We are conditioned to believe that we must always be doing something. Improving something. Becoming something.
Even many spiritual traditions subtly reinforce this endless movement toward evolution.
From Self-Knowledge to Being
But what if the deeper invitation is something more paradoxical?
“To rest unattached in the supreme state of being, while at the same time participating in the unfolding adventure of evolution.”
Richard Rudd
To be fully here, without grasping for identity, yet still allowing life to move through us and express itself.
This paradox asks something profound of us.
It asks us to let go of the very constructs and techniques that once gave us security and identity.
And that letting go can feel like annihilation.
We must fall in love with the unknown.
We must court the disappearance of the separate self.
And then what emerges is not emptiness in the way we fear.
It is spaciousness.
Playfulness returns. The seriousness of the spiritual search softens. Life begins to feel like a great unfolding game — one we can participate in fully without becoming trapped by it.
I am currently oscillating between the fear and the playfulness – daily!
When the Spiritual Search Becomes a Trap
We begin to see that nothing is truly separate.
Love is not something that exists outside of us. It rises from within the very fabric of being itself.

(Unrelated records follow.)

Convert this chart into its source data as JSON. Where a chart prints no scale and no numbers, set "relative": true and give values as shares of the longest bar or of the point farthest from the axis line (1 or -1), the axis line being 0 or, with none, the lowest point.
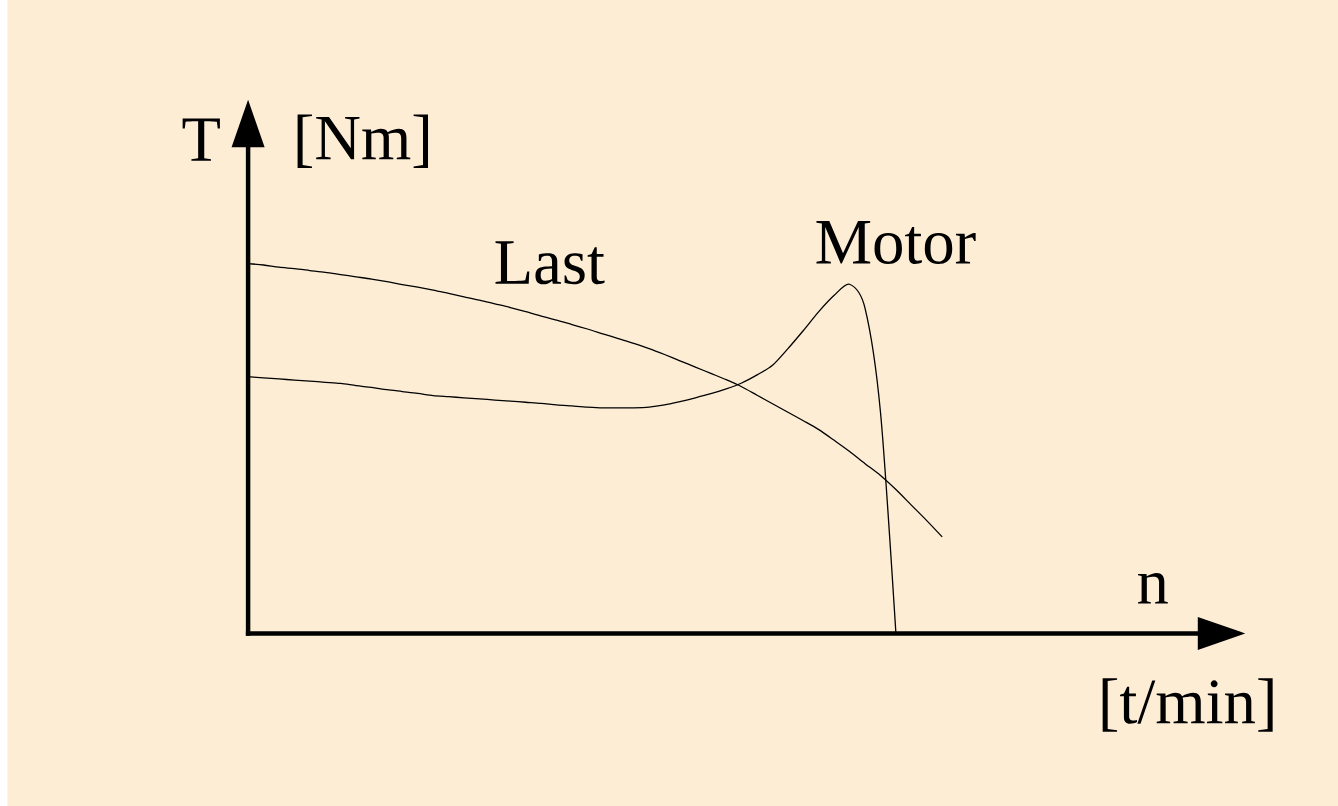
{
  "chart_data": {
    "type": "line",
    "relative": true,
    "xlabel": "n",
    "ylabel": "T",
    "annotations": [
      "[Nm]",
      "[t/min]"
    ],
    "categories": [
      null,
      null,
      null,
      null,
      null,
      null,
      null,
      null,
      null,
      null,
      null,
      null,
      null,
      null,
      null,
      null,
      null,
      null,
      null,
      null,
      null,
      null,
      null,
      null,
      null,
      null,
      null,
      null,
      null,
      null,
      null,
      null,
      null,
      null,
      null,
      null,
      null,
      null,
      null,
      null,
      null,
      null,
      null,
      null,
      null,
      null
    ],
    "series": [
      {
        "name": "Last",
        "color": "#000000",
        "values": [
          1,
          0.996,
          0.99,
          0.986,
          0.981,
          0.976,
          0.97,
          0.964,
          0.958,
          0.951,
          0.943,
          0.936,
          0.928,
          0.919,
          0.91,
          0.901,
          0.891,
          0.881,
          0.87,
          0.858,
          0.847,
          0.835,
          0.823,
          0.81,
          0.797,
          0.784,
          0.77,
          0.754,
          0.737,
          0.72,
          0.703,
          0.686,
          0.667,
          0.644,
          0.621,
          0.598,
          0.575,
          0.551,
          0.522,
          0.492,
          0.459,
          0.427,
          0.389,
          0.347,
          0.305,
          0.261
        ]
      },
      {
        "name": "Motor",
        "color": "#000000",
        "values": [
          0.694,
          0.691,
          0.688,
          0.685,
          0.682,
          0.679,
          0.676,
          0.67,
          0.665,
          0.659,
          0.654,
          0.649,
          0.643,
          0.64,
          0.637,
          0.634,
          0.631,
          0.628,
          0.625,
          0.622,
          0.618,
          0.615,
          0.612,
          0.61,
          0.61,
          0.61,
          0.612,
          0.618,
          0.627,
          0.637,
          0.648,
          0.661,
          0.677,
          0.699,
          0.725,
          0.77,
          0.819,
          0.87,
          0.914,
          0.944,
          0.879,
          0.598,
          0,
          null,
          null,
          null
        ]
      }
    ]
  }
}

“Beneath the layers of karma, ancestral fear and inevitable childhood conditioning beats an aspect of the great universal heart.”
Richard Rudd
When this becomes more than an idea — when it becomes lived experience — the centre of gravity shifts.

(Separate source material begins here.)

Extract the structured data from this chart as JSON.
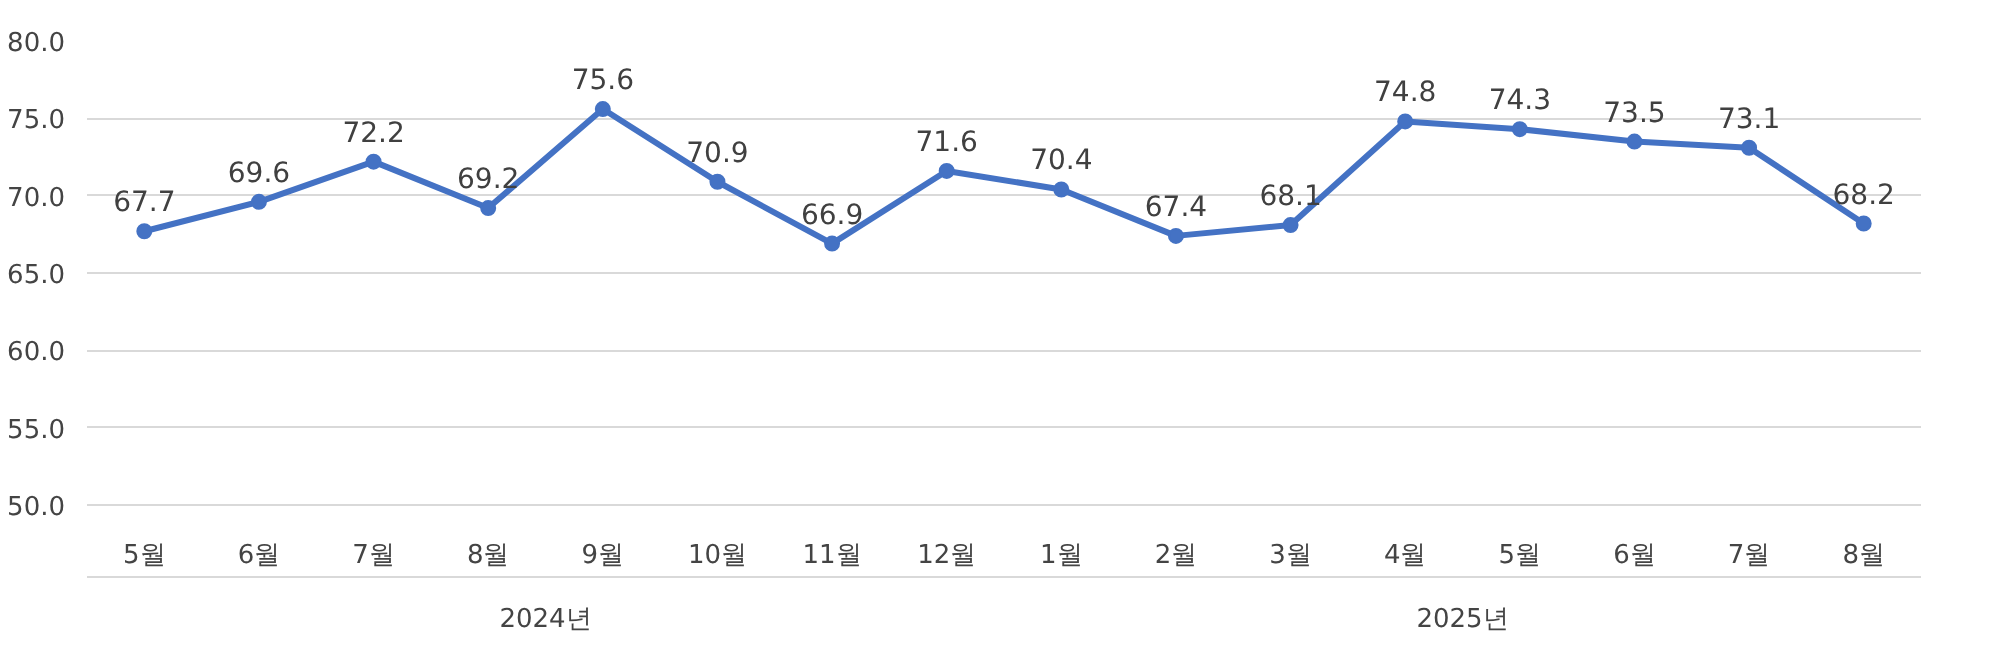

As I live this journey of softening self-knowledge something quieter begins.
Being itself.
From here life is no longer about constructing a better or truer identity.
Instead it becomes the expression of something far more mysterious — the flowering of my essence through form.
Perhaps this is the real edge of human evolution.
Each of us carrying a unique expression of the same universal heart. Each of us carrying an edge of that evolution.
And our task may be simpler — and more radical — than we imagined.
To rest in being.
And from there, allow life to unfold.